Random Forest for Grouped Variables. Only implement for binary classification. The function builts a large number of random decision trees based on a variant of the CARTGV method.

rfgv(data, group, groupImp, ntree = 200,
  mtry_group = floor(sqrt(length(unique(group[!is.na(group)])))),
  maxdepth = 1, replace = T, sampsize = ifelse(replace == T,
  nrow(data), floor(0.632 * nrow(data))), case_min = 1,
  grp.importance = TRUE, test = NULL, keep_forest = F, crit = 1,
  penalty = "No", sampvar = FALSE, mtry_var)

Arguments

data

a data frame containing the response value (for the first variable) and the predictors and used to grow the tree. The name of the response value must be "Y". The response variable must be the first variable of the data frame and the variable meust be coded as the two levels "0" and "1".

group

a vector with the group number of each variable. (WARNING : if there are "p" goups, the groups must be numbers from "1" to "p" in increasing order. The group label of the response variable is missing (i.e. NA))

groupImp

a vector which indicates the group number of each variable (for the groups used to compute the group importance).

ntree

an integer indicating the number of trees to grow

mtry_group

an integer the number of variables randomly samples as candidates at each split.

maxdepth

an integer indicating the maximal depth for a split-tree. The default value is 2.

replace

a boolean indicating if sampling of cases is done with or without replacement?

sampsize

an interger indicating the size of the boostrap samples.

case_min

an integer indicating the minimun number of cases/non cases in a terminal nodes. The default is 1.

grp.importance

a boolean indicating if the importance of each group need to be computed

test

an independent data frame containing the same variables that "data".

keep_forest

a boolean indicating if the forest will be retained in the output object

crit

an integer indicating the impurity function used (1=Gini index / 2=Entropie/ 3=Misclassification rate)

penalty

a boolean indicating if the decrease in node impurity must take account of the group size. Four penalty are available: "No","Size","Root.size" or "Log".

sampvar

a boolean indicating if within each splitting tree, a subset of variables is drawn for each group

mtry_var

a vector of length the number of groups. It indicates the number of drawn variables for each group. Usefull only if sampvar=TRUE

Value

a list with elements:

  • predicted : the predicted values of the observations in the training set named "data". The i-th element being the prediction from the ith tree and based on the i-th out-of-bag sample. The i-th element is missing if the i-th observation is not part of the the i-th out-of-bag sample.

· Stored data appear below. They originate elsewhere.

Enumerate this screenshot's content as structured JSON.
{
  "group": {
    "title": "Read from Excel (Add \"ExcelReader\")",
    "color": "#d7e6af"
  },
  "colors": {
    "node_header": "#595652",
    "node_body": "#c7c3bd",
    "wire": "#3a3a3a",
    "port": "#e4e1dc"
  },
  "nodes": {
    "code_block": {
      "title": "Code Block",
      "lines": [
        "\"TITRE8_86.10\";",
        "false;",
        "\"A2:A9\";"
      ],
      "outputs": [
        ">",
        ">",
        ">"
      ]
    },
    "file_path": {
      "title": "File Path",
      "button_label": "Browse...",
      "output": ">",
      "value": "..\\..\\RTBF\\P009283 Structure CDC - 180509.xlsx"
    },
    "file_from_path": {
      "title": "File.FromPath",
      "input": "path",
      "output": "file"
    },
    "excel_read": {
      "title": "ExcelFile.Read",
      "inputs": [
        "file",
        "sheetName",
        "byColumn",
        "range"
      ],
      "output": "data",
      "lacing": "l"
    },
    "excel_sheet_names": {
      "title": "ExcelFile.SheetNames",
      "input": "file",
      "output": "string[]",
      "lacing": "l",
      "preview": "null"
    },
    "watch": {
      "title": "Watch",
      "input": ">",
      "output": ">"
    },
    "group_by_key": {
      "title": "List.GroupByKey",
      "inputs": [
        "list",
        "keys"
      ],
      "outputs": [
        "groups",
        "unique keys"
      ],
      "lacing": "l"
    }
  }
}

  • importance: a data frame with two coloums. The first column provides the value of the permutation importance of each group and the second one gives the value of the permutation importance of each group normalized by the size of the group

  • err.rate: a vector error rates of the prediction on the training set named "data", the i-th element being the (OOB) error rate for all trees up to the i-th.

  • vote: a data frame with one row for each input data point and one column for each class ("0" and "1", in this order), giving the fraction number of (OOB) ‘votes’ from the random forest.

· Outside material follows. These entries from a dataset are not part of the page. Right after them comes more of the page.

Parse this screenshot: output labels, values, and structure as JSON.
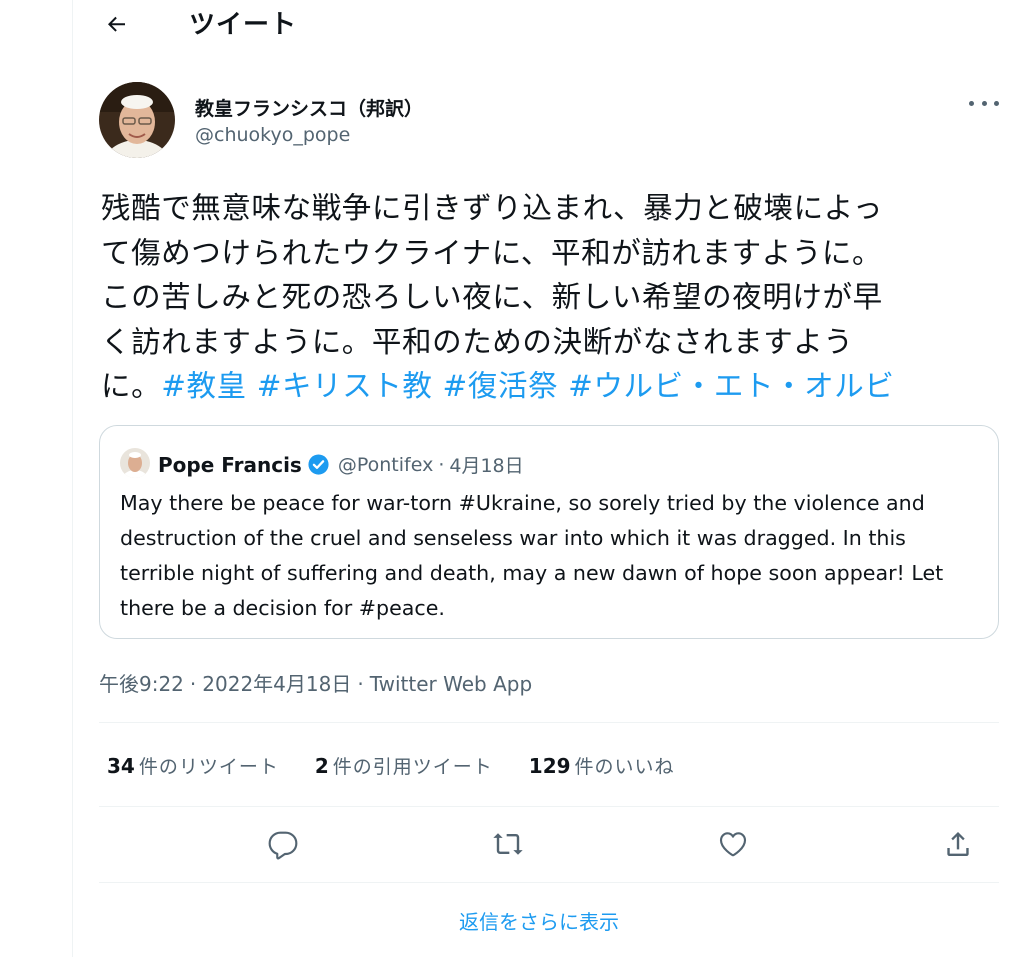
{
  "header": {
    "title": "ツイート"
  },
  "author": {
    "name": "教皇フランシスコ（邦訳）",
    "handle": "@chuokyo_pope"
  },
  "tweet": {
    "lines": [
      "残酷で無意味な戦争に引きずり込まれ、暴力と破壊によっ",
      "て傷めつけられたウクライナに、平和が訪れますように。",
      "この苦しみと死の恐ろしい夜に、新しい希望の夜明けが早",
      "く訪れますように。平和のための決断がなされますよう"
    ],
    "last_line_start": "に。",
    "hashtags": [
      "#教皇",
      "#キリスト教",
      "#復活祭",
      "#ウルビ・エト・オルビ"
    ]
  },
  "quote": {
    "name": "Pope Francis",
    "handle": "@Pontifex",
    "separator": "·",
    "date": "4月18日",
    "lines": [
      "May there be peace for war-torn #Ukraine, so sorely tried by the violence and",
      "destruction of the cruel and senseless war into which it was dragged. In this",
      "terrible night of suffering and death, may a new dawn of hope soon appear! Let",
      "there be a decision for #peace."
    ]
  },
  "meta": {
    "time": "午後9:22",
    "date": "2022年4月18日",
    "separator": "·",
    "source": "Twitter Web App"
  },
  "stats": {
    "retweets": {
      "count": "34",
      "label": "件のリツイート"
    },
    "quotes": {
      "count": "2",
      "label": "件の引用ツイート"
    },
    "likes": {
      "count": "129",
      "label": "件のいいね"
    }
  },
  "actions": {
    "reply": "reply-icon",
    "retweet": "retweet-icon",
    "like": "heart-icon",
    "share": "share-icon"
  },
  "show_more": "返信をさらに表示",
  "colors": {
    "accent": "#1d9bf0",
    "secondary_text": "#536471",
    "border": "#cfd9de"
  }
}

  • pred: the predicted values of the observations in the training set named "data". It correspond to the majority vote computed by using the matrix of predictions "predicted".

  • confusion: the object returned by the function "xtab_function". There are the confusion matrix of the prediction (based on OOB data) and the associated statistics. For more details, see the function "xtab_function".

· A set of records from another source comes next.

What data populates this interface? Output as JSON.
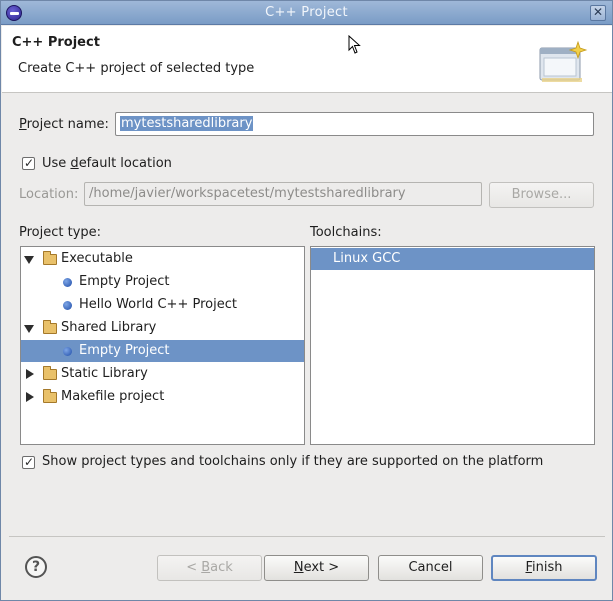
{
  "window": {
    "title": "C++ Project",
    "close_glyph": "✕"
  },
  "header": {
    "title": "C++ Project",
    "description": "Create C++ project of selected type"
  },
  "form": {
    "project_name": {
      "label_mnemonic": "P",
      "label_rest": "roject name:",
      "value": "mytestsharedlibrary"
    },
    "use_default_location": {
      "checked": true,
      "label_before": "Use ",
      "label_mnemonic": "d",
      "label_after": "efault location"
    },
    "location": {
      "label": "Location:",
      "value": "/home/javier/workspacetest/mytestsharedlibrary",
      "browse_label": "Browse..."
    }
  },
  "project_types": {
    "label": "Project type:",
    "items": [
      {
        "label": "Executable",
        "kind": "folder",
        "expanded": true
      },
      {
        "label": "Empty Project",
        "kind": "item"
      },
      {
        "label": "Hello World C++ Project",
        "kind": "item"
      },
      {
        "label": "Shared Library",
        "kind": "folder",
        "expanded": true
      },
      {
        "label": "Empty Project",
        "kind": "item",
        "selected": true
      },
      {
        "label": "Static Library",
        "kind": "folder",
        "expanded": false
      },
      {
        "label": "Makefile project",
        "kind": "folder",
        "expanded": false
      }
    ]
  },
  "toolchains": {
    "label": "Toolchains:",
    "items": [
      {
        "label": "Linux GCC",
        "selected": true
      }
    ]
  },
  "filter_checkbox": {
    "checked": true,
    "label": "Show project types and toolchains only if they are supported on the platform"
  },
  "buttons": {
    "help": "?",
    "back_prefix": "< ",
    "back_mnemonic": "B",
    "back_rest": "ack",
    "next_mnemonic": "N",
    "next_rest": "ext >",
    "cancel": "Cancel",
    "finish_mnemonic": "F",
    "finish_rest": "inish"
  },
  "colors": {
    "selection": "#6d93c6",
    "titlebar": "#7a9cc6"
  }
}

  • err.rate.test: (Only if test!=NULL) a vector error rates of the prediction on the test set named "test", the i-th element being the error rate for all trees up to the i-th.

  • vote.test: (Only if test!=NULL) a data frame with one row for each observtion in "test" and one column for each class ("0" and "1", in this order), giving the number of ‘votes’ from the random forest.

  • pred.test: (Only if test!=NULL) the predicted values of the observations in "test".

  • confusion.test: (Only if test!=NULL) the object returned by the function "xtab_function". There are the confusion matrix of the prediction (based on "test") and the associated statistics. For more details, see the function "xtab_function".

  • oob.times: number of times that an observation in the training set named "data" is ‘out-of-bag’ (and thus used in computing OOB error estimate)

  • keep_forest: a boolean indicating if the forest will be retained in the output object

  • sampvar: a boolean indicating if within each splitting tree, a subset of variables is drawn for each group

  • maxdepth: an integer indicating the maximal depth for a split-tree. The default value is 2

  • mtry_group: an integer the number of variables randomly samples as candidates at each split

  • mtry_var: a vector of length the number of groups. It indicates the number of drawn variables for each group. Usefull only if sampvar=TRUE

  • ntree: an integer indicating the number of trees to grow.

Examples

data(rfgv_dataset) data(group) data <- rfgv_dataset train<-data[which(data[,1]=="train"),-1] # negative index into the `data` test<-data[which(data[,1]=="test"),-1] # object specifying all rows and all columns validation<-data[which(data[,1]=="validation"),-1] # except the first column. forest<-rfgv(train, group=group, groupImp=group, ntree=1, mtry_group=3, sampvar=TRUE, maxdepth=2, replace=TRUE, case_min=1, sampsize=nrow(train), mtry_var=rep(2,5), grp.importance=TRUE, test=test, keep_forest=FALSE, crit=1, penalty="No")